Core Design: The massive NOS symmetric core also is used in the popular Storm Frantic (November 2011) hybrid. The top-heavy shape encourages a stronger back-end motion. The Rg is medium at 2.53, while the .045 differential will supply nearly 5 inches of track flare.
Coverstock: The Manic’s cover is a solid version of the R2S reactive family. The surface is sanded with a 4000 Abralon pad, which enhances a strong mid-lane presence. Colors are a mix of blue and pink, and the scent is blueberry. Oil traction is above average and response time off friction is moderately quick. The Ra value is moderately low.
Test Results: We found our best looks for this all-purpose solid were on our medium to medium-heavy oil volume patterns. We also felt players with slight rev dominance could find uses on heavier volumes due to the mid-lane read and powerful core-inspired motion downlane. This is not to say it will hook side by side with the VG Nano (March 2011) or Vivid (April 2012), but it will create a playable look. We also enjoyed using the Manic on our house shot patterns as it easily created added room both left and right of our intended target.

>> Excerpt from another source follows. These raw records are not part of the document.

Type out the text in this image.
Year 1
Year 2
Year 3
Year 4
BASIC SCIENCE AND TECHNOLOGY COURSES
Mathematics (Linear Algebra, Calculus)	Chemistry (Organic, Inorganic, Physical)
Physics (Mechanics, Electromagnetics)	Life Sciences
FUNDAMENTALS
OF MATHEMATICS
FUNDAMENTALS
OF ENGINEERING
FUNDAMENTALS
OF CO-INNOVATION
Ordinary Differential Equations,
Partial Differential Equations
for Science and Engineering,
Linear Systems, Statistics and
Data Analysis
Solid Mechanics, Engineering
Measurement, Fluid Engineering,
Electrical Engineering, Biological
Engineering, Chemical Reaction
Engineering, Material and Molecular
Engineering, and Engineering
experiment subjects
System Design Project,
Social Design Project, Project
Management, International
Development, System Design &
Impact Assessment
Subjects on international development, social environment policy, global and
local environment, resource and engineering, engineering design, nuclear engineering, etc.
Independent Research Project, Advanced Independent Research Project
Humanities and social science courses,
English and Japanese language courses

When to Use: Bowlers will find a multitude of applications for this workhorse ball. In fact, the only pattern on which we couldn’t get a look was one with the head oil fried out of it. On most fresh patterns, the Manic handles extra volume in the fronts, easily handles mid-lane oil, and breezes through nasty oil carrydown. Those with lower rev rates or speed dominance can just sand with an appropriate grit and see the desired increase in traction. When polished with Storm’s 1500-grit polish, the shape downlane was similar to that of the Frantic, but with a more secure mid-lane read. The Manic is truly a versatile ball.